New Minister of Transportation and Communications Chen Chien-yu (陳建宇) highlighted the importance of the so-called “Internet army” and its opinion in his inauguration speech yesterday, saying that one of the ministry’s crucial tasks was to communicate with netizens and apply their opinions in the process of formulating transport policies.
“We have to understand the ‘Internet army’ to command the direction of public opinion. The concepts of ‘big data’ and ‘open data’ have been widely used in advanced nations to formulate public policies. The ministry must also respond and try to apply them as well,” Chen said.
“Communicating with netizens through social networks, gathering their opinions and sufficiently applying them in forming transport policies will be an indispensable task for the ministry,” he said.
Chen was appointed by the Executive Yuan to serve as transport minister after his predecessor, Yeh Kuang-shih (葉匡時), stepped down for failing to secure the Legislative Yuan’s support for the proposed financial restructuring of the Taiwan High-Speed Rail Corp (THSRC), which is expected to go bankrupt in March or April this year.
Chen’s speech took place after members of the Cabinet over the weekend listened to lectures by experts at fusing Internet and public policy.
The educational sessions encouraged government officials to embrace — rather than fear — critique and commentary from netizens.
Beyond using social media, Chen identified what he described as three urgent tasks facing the ministry in his inauguration remarks.

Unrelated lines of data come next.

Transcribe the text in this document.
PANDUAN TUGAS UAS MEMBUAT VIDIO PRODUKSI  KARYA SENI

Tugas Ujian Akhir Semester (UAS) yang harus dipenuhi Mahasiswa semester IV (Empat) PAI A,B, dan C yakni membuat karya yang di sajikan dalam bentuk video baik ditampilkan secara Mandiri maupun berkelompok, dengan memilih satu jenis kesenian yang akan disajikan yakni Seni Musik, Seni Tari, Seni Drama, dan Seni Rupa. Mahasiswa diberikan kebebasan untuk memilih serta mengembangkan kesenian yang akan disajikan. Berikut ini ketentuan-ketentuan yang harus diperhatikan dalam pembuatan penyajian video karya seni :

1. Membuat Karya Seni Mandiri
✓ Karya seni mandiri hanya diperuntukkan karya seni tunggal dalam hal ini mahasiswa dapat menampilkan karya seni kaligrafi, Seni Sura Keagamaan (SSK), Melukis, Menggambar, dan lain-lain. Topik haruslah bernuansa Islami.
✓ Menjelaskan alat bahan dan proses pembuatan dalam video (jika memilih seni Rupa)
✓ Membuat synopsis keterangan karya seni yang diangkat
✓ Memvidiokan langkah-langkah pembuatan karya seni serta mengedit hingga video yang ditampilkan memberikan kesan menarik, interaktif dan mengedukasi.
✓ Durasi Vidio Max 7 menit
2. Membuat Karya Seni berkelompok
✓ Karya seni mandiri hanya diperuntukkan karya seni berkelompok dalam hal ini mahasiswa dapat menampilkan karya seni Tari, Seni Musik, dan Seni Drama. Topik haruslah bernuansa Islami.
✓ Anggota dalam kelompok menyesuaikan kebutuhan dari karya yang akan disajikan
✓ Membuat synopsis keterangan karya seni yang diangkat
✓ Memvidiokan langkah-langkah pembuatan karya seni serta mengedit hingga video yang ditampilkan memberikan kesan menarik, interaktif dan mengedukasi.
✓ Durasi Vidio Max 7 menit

On the subject of THSRC’s financial problems, he said the ministry will be thoroughly prepared to take over the operation of the high-speed rail system to ensure that service will not be disrupted because of THSRC’s imminent bankruptcy — even though an amendment to the Statute for Encouragement of Private Participation in Transportation Infrastructure Project (獎勵民間參與交通建設條例) has yet to be approved by legislators.
Regarding new air routes that China unilaterally announced earlier this month, Chen said that the ministry’s position remained unchanged: China should move the primary problematic air route further west, away from the median line of the Taiwan Strait.
As the Taoyuan Aerotropolis Project is a national plan that widely affects economic development, Chen said that the project would be his top priority and he would work closely the Greater Taoyuan government and other government agencies.
Separately yesterday, former Industrial Technology Research Institute (ITRI) president Shyu Jyuo-min (徐爵民) was inaugurated as the minister of Science and Technology, filling the post vacated by Simon Chang (張善政), who last month became vice premier.
In his inauguration speech, Shyu said the world is dominated by a knowledge-based economy, in which innovation is an essential driving force.
He vowed to strengthen cooperation among government research institutes, academia and the private sector to foster an atmosphere of innovation in Taiwan.
To attain these goals, he said his ministry had launched a series of cooperative projects over the past year, as well as incentive programs to encourage innovative ideas from students.
Shyu obtained a doctorate from the Department of Electrical Engineering and Computer Science at the University of California, Berkeley, and was the head of the institute beginning in 2010 before assuming his current post.
Minister Without Portfolio Woody Duh (杜紫軍), the moderator of the inauguration ceremony, said Shyu is a luminary in Taiwan in the fields of semiconductors and photovoltaic energy, and that the new minister would continue to strengthen the ties between Taiwan’s technology sector and Silicon Valley in the US.